The Shriner’s hospital is an industry leader in pediatric orthopedic care.  The hospital itself is essentially a private hospital which receives no funding (that I know of) from the Federal government (and I asked).  They are funded by Shriner’s International and rely heavily on donors and Shrine Temples for support.  The floor I am staying on is dedicated to the 17 Temples that greatly contributed  to the Exceptional Care 4 Kids fundraising campaign, one of which is our own Al Shamal Shriners in Edmonton.  Not only does Shriner’s International  cover all of our health care needs during our hospital stay, which I think will be easily over $1,000,000, our local Edmonton Shriners pays for Ben’s and my flights to and from appointments,  transportation to and from hotel and airport and hospital, meals when we are staying for clinic visits, my meals while I am here, and discounts at hotels for our family visits.  This is essentially the same for all the patients here….and they come from all over Canada, Mexico, South America and beyond!  The idea behind the Shriners is all about people helping other people.  If I walked downstairs right now and asked to go to the grocery store, I’m pretty sure one of the volunteer Shriners would grab the van and gladly bring me there.  That’s how they are.  Every single aspect of our care is so far above and beyond what any person could expect in a hospital.  The hospital we are in now was completed in the fall of 2015. The Shriners raised 130 million to open up its doors.  It has 22 patient rooms (most patients are in and out in a few days), four OR’s and over 29,000 square feet dedicated to research, which is critical when moving forward.  Hmmmm….just a thought here – maybe some of that research can be used to update the Frankenhelmut a bit.  This is the only Shriners Hospital in Canada.

Interesting Facts:

The first Shriners Hospital for Children opened in Canada Feb 18, 1925

First patient – Harvey Jones – I like his name – it’s simple and understated.

Patients that year – 100

Patients 2014 – 17,000 out-patients and 1,000 surgeries

One of the expressions the Shriners have is Shriners can’t put a price on what they do for kids, so they do it for free.  (www.alshamalshriners.org)  When a nurse today was asking Benjamin who his favourite superhero was, I felt my eyes tear up a little to think about all the fezzy (yes, that’s a word) superheroes in our life.  Thank you Shriners!!!

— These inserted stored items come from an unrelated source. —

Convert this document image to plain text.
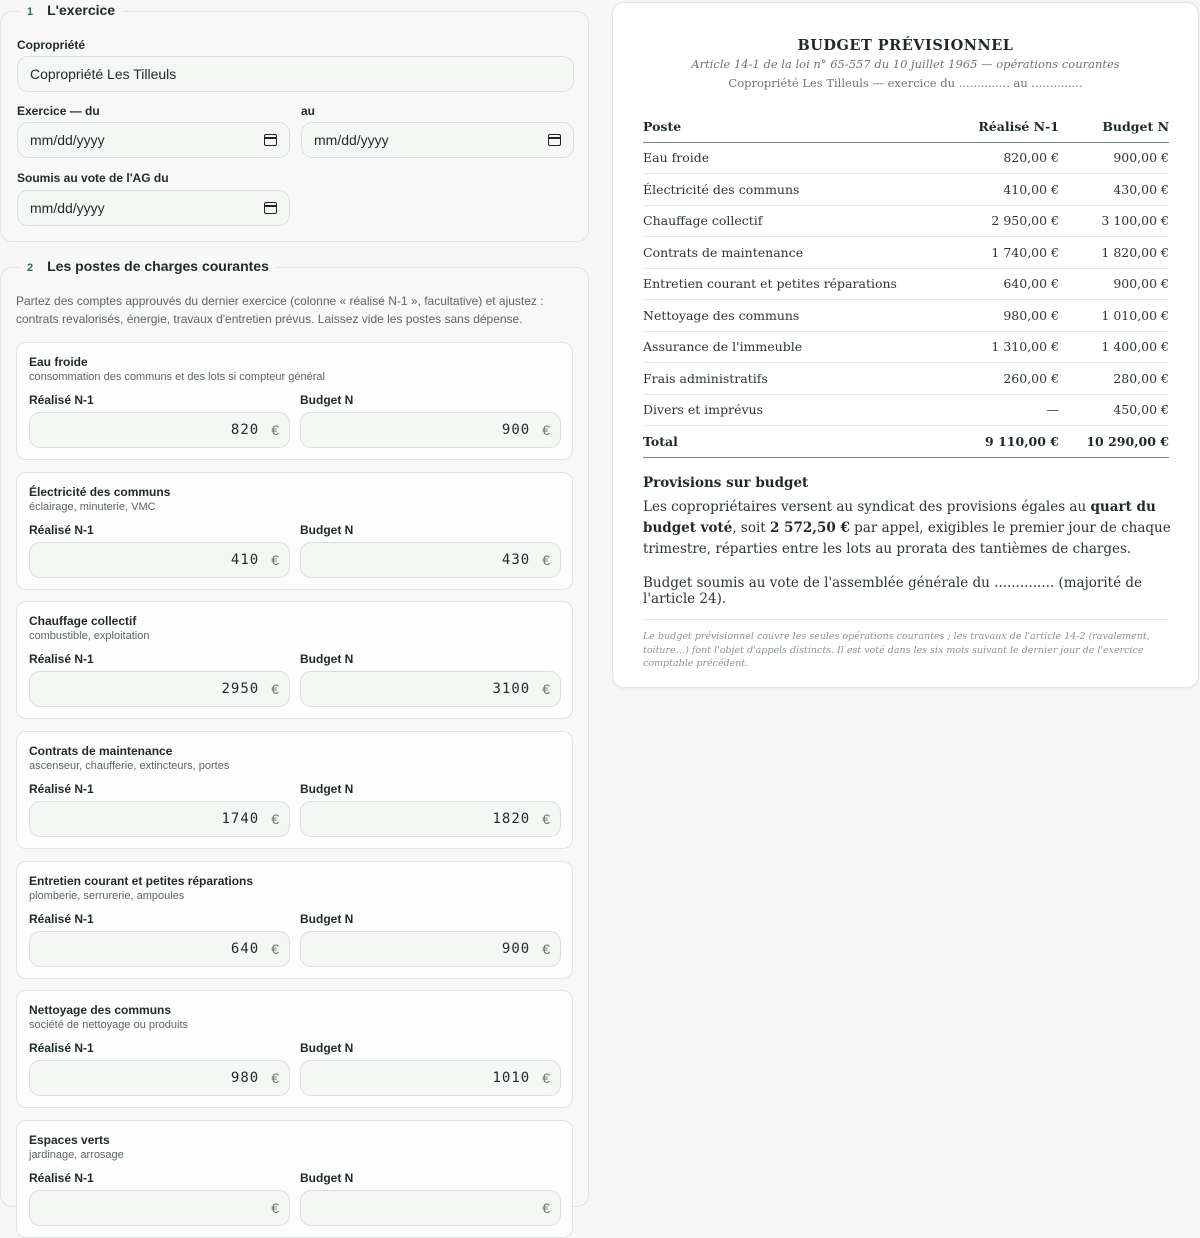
1 L'exercice
Copropriété
Copropriété Les Tilleuls
Exercice — du	au
mm/dd/yyyy	mm/dd/yyyy
Soumis au vote de l'AG du
mm/dd/yyyy
2 Les postes de charges courantes
Partez des comptes approuvés du dernier exercice (colonne « réalisé N-1 », facultative) et ajustez : contrats revalorisés, énergie, travaux d'entretien prévus. Laissez vide les postes sans dépense.
Eau froide
consommation des communs et des lots si compteur général
Réalisé N-1	Budget N
820 €	900 €
Électricité des communs
éclairage, minuterie, VMC
Réalisé N-1	Budget N
410 €	430 €
Chauffage collectif
combustible, exploitation
Réalisé N-1	Budget N
2950 €	3100 €
Contrats de maintenance
ascenseur, chaufferie, extincteurs, portes
Réalisé N-1	Budget N
1740 €	1820 €
Entretien courant et petites réparations
plomberie, serrurerie, ampoules
Réalisé N-1	Budget N
640 €	900 €
Nettoyage des communs
société de nettoyage ou produits
Réalisé N-1	Budget N
980 €	1010 €
Espaces verts
jardinage, arrosage
Réalisé N-1	Budget N
€	€
BUDGET PRÉVISIONNEL
Article 14-1 de la loi n° 65-557 du 10 juillet 1965 — opérations courantes
Copropriété Les Tilleuls — exercice du .............. au ..............
Poste	Réalisé N-1	Budget N
Eau froide	820,00 €	900,00 €
Électricité des communs	410,00 €	430,00 €
Chauffage collectif	2 950,00 €	3 100,00 €
Contrats de maintenance	1 740,00 €	1 820,00 €
Entretien courant et petites réparations	640,00 €	900,00 €
Nettoyage des communs	980,00 €	1 010,00 €
Assurance de l'immeuble	1 310,00 €	1 400,00 €
Frais administratifs	260,00 €	280,00 €
Divers et imprévus	—	450,00 €
Total	9 110,00 €	10 290,00 €
Provisions sur budget
Les copropriétaires versent au syndicat des provisions égales au quart du budget voté, soit 2 572,50 € par appel, exigibles le premier jour de chaque trimestre, réparties entre les lots au prorata des tantièmes de charges.
Budget soumis au vote de l'assemblée générale du .............. (majorité de l'article 24).
Le budget prévisionnel couvre les seules opérations courantes ; les travaux de l'article 14-2 (ravalement, toiture…) font l'objet d'appels distincts. Il est voté dans les six mois suivant le dernier jour de l'exercice comptable précédent.
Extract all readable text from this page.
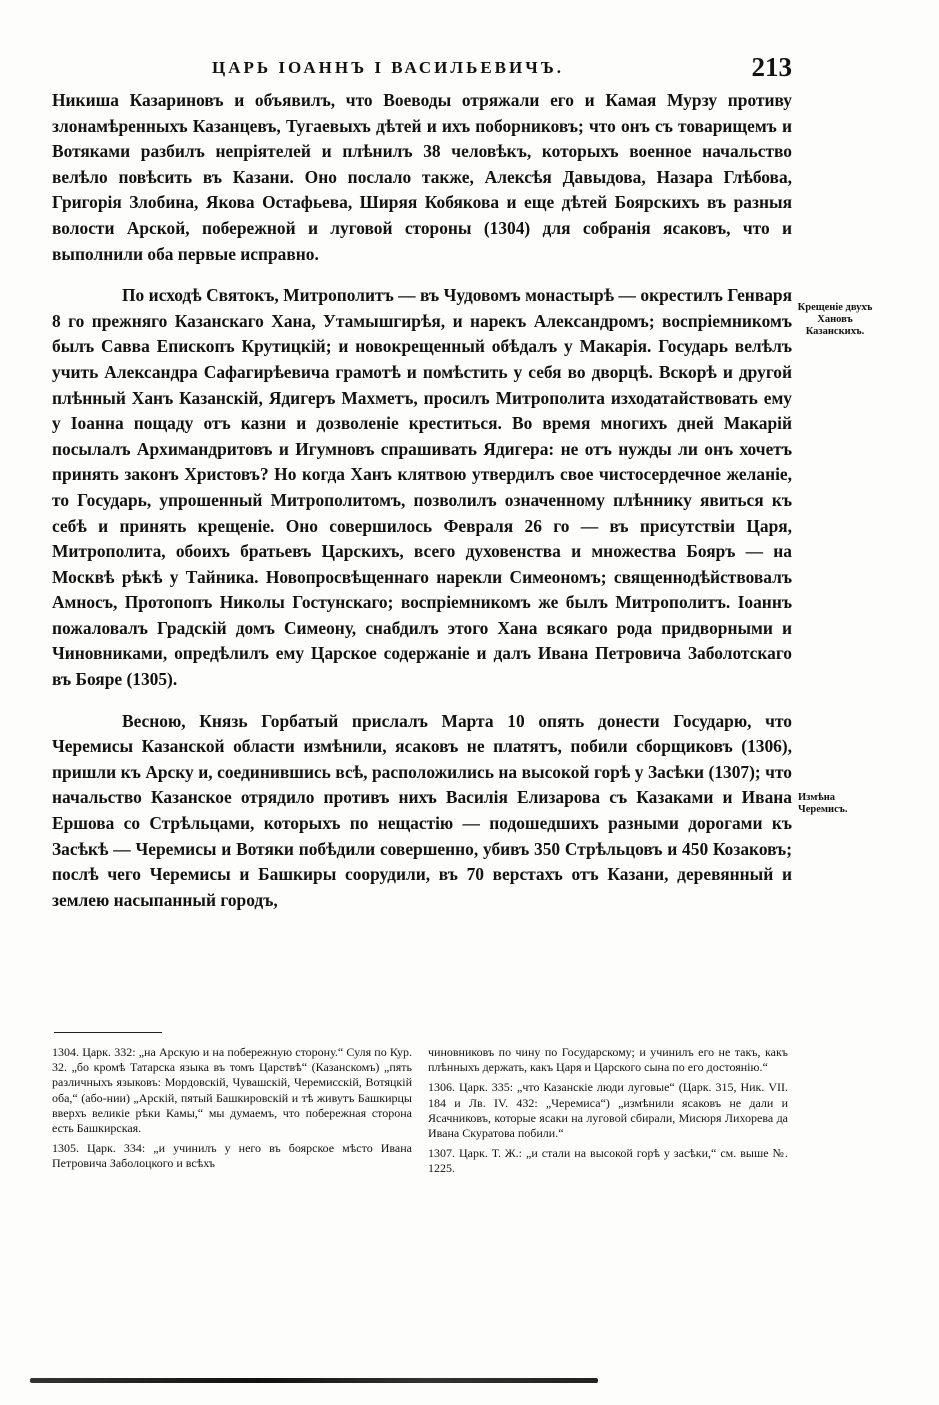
ЦАРЬ ІОАННЪ І ВАСИЛЬЕВИЧЪ.	213

Никиша Казариновъ и объявилъ, что Воеводы отряжали его и Камая Мурзу противу злонамѣренныхъ Казанцевъ, Тугаевыхъ дѣтей и ихъ поборниковъ; что онъ съ товарищемъ и Вотяками разбилъ непріятелей и плѣнилъ 38 человѣкъ, которыхъ военное начальство велѣло повѣсить въ Казани. Оно послало также, Алексѣя Давыдова, Назара Глѣбова, Григорія Злобина, Якова Остафьева, Ширяя Кобякова и еще дѣтей Боярскихъ въ разныя волости Арской, побережной и луговой стороны (1304) для собранія ясаковъ, что и выполнили оба первые исправно.

По исходѣ Святокъ, Митрополитъ — въ Чудовомъ монастырѣ — окрестилъ Генваря 8 го прежняго Казанскаго Хана, Утамышгирѣя, и нарекъ Александромъ; воспріемникомъ былъ Савва Епископъ Крутицкій; и новокрещенный обѣдалъ у Макарія. Государь велѣлъ учить Александра Сафагирѣевича грамотѣ и помѣстить у себя во дворцѣ. Вскорѣ и другой плѣнный Ханъ Казанскій, Ядигеръ Махметъ, просилъ Митрополита изходатайствовать ему у Іоанна пощаду отъ казни и дозволеніе креститься. Во время многихъ дней Макарій посылалъ Архимандритовъ и Игумновъ спрашивать Ядигера: не отъ нужды ли онъ хочетъ принять законъ Христовъ? Но когда Ханъ клятвою утвердилъ свое чистосердечное желаніе, то Государь, упрошенный Митрополитомъ, позволилъ означенному плѣннику явиться къ себѣ и принять крещеніе. Оно совершилось Февраля 26 го — въ присутствіи Царя, Митрополита, обоихъ братьевъ Царскихъ, всего духовенства и множества Бояръ — на Москвѣ рѣкѣ у Тайника. Новопросвѣщеннаго нарекли Симеономъ; священнодѣйствовалъ Амносъ, Протопопъ Николы Гостунскаго; воспріемникомъ же былъ Митрополитъ. Іоаннъ пожаловалъ Градскій домъ Симеону, снабдилъ этого Хана всякаго рода придворными и Чиновниками, опредѣлилъ ему Царское содержаніе и далъ Ивана Петровича Заболотскаго въ Бояре (1305).

Весною, Князь Горбатый прислалъ Марта 10 опять донести Государю, что Черемисы Казанской области измѣнили, ясаковъ не платятъ, побили сборщиковъ (1306), пришли къ Арску и, соединившись всѣ, расположились на высокой горѣ у Засѣки (1307); что начальство Казанское отрядило противъ нихъ Василія Елизарова съ Казаками и Ивана Ершова со Стрѣльцами, которыхъ по нещастію — подошедшихъ разными дорогами къ Засѣкѣ — Черемисы и Вотяки побѣдили совершенно, убивъ 350 Стрѣльцовъ и 450 Козаковъ; послѣ чего Черемисы и Башкиры соорудили, въ 70 верстахъ отъ Казани, деревянный и землею насыпанный городъ,

Крещеніе двухъ Хановъ Казанскихъ.
Измѣна Черемисъ.

1304. Царк. 332: „на Арскую и на побережную сторону.“ Суля по Кур. 32. „бо кромѣ Татарска языка въ томъ Царствѣ“ (Казанскомъ) „пять различныхъ языковъ: Мордовскій, Чувашскій, Черемисскій, Вотяцкій оба,“ (або-нии) „Арскій, пятый Башкировскій и тѣ живутъ Башкирцы вверхъ великіе рѣки Камы,“ мы думаемъ, что побережная сторона есть Башкирская.

1305. Царк. 334: „и учинилъ у него въ боярское мѣсто Ивана Петровича Заболоцкого и всѣхъ

чиновниковъ по чину по Государскому; и учинилъ его не такъ, какъ плѣнныхъ держать, какъ Царя и Царского сына по его достоянію.“

1306. Царк. 335: „что Казанскіе люди луговые“ (Царк. 315, Ник. VII. 184 и Лв. IV. 432: „Черемиса“) „измѣнили ясаковъ не дали и Ясачниковъ, которые ясаки на луговой сбирали, Мисюря Лихорева да Ивана Скуратова побили.“

1307. Царк. Т. Ж.: „и стали на высокой горѣ у засѣки,“ см. выше №. 1225.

Ben is doing ok today – he has been busy, but he got frustrated easily today, which is not at all like him.  When I pushed him to do his home reading after school, I felt like I might have broke his spirit a bit, so I had to back off for a while.   I had a good talk with an adult patient tonight who had been in halo traction three years ago.  He gave me some good insight on some of the frustrations he felt and some of the challenges he dealt with daily.  I was happy to talk with him.  I feel the pressure about all the school we will be missing, but I also know that  I need to pace myself with my demands on him.  Tomorrow we have school, xrays, and a bandage change.  For Ben, the bandage change is almost equivalent to surgery – he absolutely hates it.  We hope to have it removed tomorrow.